India is busy.
I mentioned this before right? Well, naïve was I to think that what I had seen before encompasses the scope of busy-ness. The scale of which is completely incomprehensible for those who have not tried to cross a bridge designed for walking pedestrians. This is what they call Lakshman Jhula or Luxman Jhula, both pronounced the same I believe, but I’m no expert. However this much I know: the name literally means the “Lukshman swing” and even for people on both sides waiting to get on, it might be confusing why a bridge might be called a swing. But I can assure you, for the enormous number of determined people (and the dozens of motorcycles) sharing the breeze and the sun in this creatively organized chaos, this is no mystery. Despite looking like a feat of engineering, a very sturdy steel structure supported by lots of concrete, the bridge swings. Up and down and up and down. Resonating with the wind and resonating with the people’s busy footsteps.
3 LEAP interns getting ready to cross…
The beautiful Luxman swing on top of the beautiful Ganges
Cow + Laura + Monkey + %&*$% = Profit
Over a weekend, the other LEAP interns and I had a chance to experience it ourselves, and needless to say, it was busier than we expected.
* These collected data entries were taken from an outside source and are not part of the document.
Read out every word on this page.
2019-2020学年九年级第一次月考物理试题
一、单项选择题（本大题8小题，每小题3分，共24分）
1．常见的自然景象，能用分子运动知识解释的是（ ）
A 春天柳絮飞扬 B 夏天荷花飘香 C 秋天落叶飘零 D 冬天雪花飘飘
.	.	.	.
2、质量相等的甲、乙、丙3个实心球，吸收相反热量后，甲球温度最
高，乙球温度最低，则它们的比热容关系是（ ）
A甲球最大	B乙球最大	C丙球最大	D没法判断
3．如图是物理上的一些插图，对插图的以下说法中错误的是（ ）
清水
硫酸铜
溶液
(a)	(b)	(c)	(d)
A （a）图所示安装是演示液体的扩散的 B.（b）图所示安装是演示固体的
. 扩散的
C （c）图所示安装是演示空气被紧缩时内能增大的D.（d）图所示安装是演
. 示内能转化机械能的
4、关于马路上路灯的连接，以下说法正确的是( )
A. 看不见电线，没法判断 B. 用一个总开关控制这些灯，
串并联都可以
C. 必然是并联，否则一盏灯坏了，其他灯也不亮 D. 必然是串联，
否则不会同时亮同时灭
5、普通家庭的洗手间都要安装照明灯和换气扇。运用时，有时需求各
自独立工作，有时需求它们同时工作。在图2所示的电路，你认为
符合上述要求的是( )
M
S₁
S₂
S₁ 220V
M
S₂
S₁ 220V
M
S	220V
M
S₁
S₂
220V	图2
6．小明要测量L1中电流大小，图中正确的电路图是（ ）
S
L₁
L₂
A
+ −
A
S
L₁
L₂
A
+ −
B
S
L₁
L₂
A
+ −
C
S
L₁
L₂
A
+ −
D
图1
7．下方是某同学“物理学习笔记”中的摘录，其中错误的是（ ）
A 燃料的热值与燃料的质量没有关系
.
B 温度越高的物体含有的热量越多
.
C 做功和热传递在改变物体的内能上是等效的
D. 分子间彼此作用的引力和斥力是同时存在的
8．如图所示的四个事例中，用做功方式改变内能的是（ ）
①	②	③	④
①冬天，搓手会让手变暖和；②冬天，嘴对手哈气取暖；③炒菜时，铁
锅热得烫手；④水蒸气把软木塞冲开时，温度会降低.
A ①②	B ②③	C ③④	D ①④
It was such a popular bridge that we ended up sharing it with monkeys and cows. The water was fun to look at from the top of the bridge, but even more fun was sharing a raft with a bunch of others down the Ganges.
So many rafts, so many people
The weekend before, LEAP had a change to sit down with CORD in a small shop in Dharamshala. Well, what I mean by sit down was more like squeezing ourselves on the benches and tightly as we could and still some of us would be hanging off the side. But, look around, how else are the people sitting? We were physically squished into 2 rows.
We are still missing people
Now, it becomes more evident: we were also emotionally squished together, and it was more like a family sitting rather than an unfamiliar setting. Furthermore, having amazing paratas shared between the all of us re-inforced this notion of sharing and enjoy each other’s company. The friends were great, the food was great, this country is busy, but fascinatingly comfortable.
What is even more impressive is the extensiveness of the familiar comforts one finds in food and family. As we wandered around as a confused flock of foreigners, sharing the heat of the “Sun”day, we wandered into a post wedding celebration of food after food after food. Wander is a bad word. We were all invited and they even wanted to invite more. It was a wonderful sight of waves of people sitting and eating, talking and laughing, singing and sharing. It was the first time that I got the opportunity to stuff my face with my hands with amazing food on wonderful banana leaves.
Do these colors not seem soooo enticing?
And then there’s one more place which has completely shattered the naïve notion onto which I held of crowdedness. After a fruitful relaxation is Rishikesh, LEAP interns made one last stop before heading back to Home Sweet Yamuna Nagar: the holy city of Haridwar.
Beautiful water, beautiful colors, beautiful lights
Considered one of the seven holy cities, Haridwar is where the Ganges enters the Indo-Gangetic Plains of North India for the first time. According to the Samudra Manthan, one of the more famous stories in Hinduism, this location is one of four sites where drops of Amrit, the elixir of immortality, accidentally spilled over from the pitcher while being carried by the celestial bird Garuda. If that doesn’t sound holy moly amazing to you guys, I don’t know what will.
People sharing songs, chants, and more lights
I mean, there were literally thousands of people, crowded around the rushing tides, all of whom wanting a little of the elixir for themselves. There were even venders for containers so the visitors can bring a bit of the immortality back to where they are from to share with family and friends.
Sharing the goodness of the land with the waters
We arrived just in time for the Evening Aarti, and the bright colors, flowers, lights and plants were plentiful. One mighty river cutting through the heart of India; it is so amazing to see so many people sharing the pleasures and reaping its benefits.
Flies fly up, up, and away
I guess these thousands of flies also were interested in immortality. Don’t worry there’s more than enough immortality to go around…… or they were interested in the bright lights, I don’t know. Their priorities might be a little different than ours.
By far my favourite picture of the whole trip.
They may be big, they may be dirty and they may be smelly, but they get thirsty too. There more than enough to share.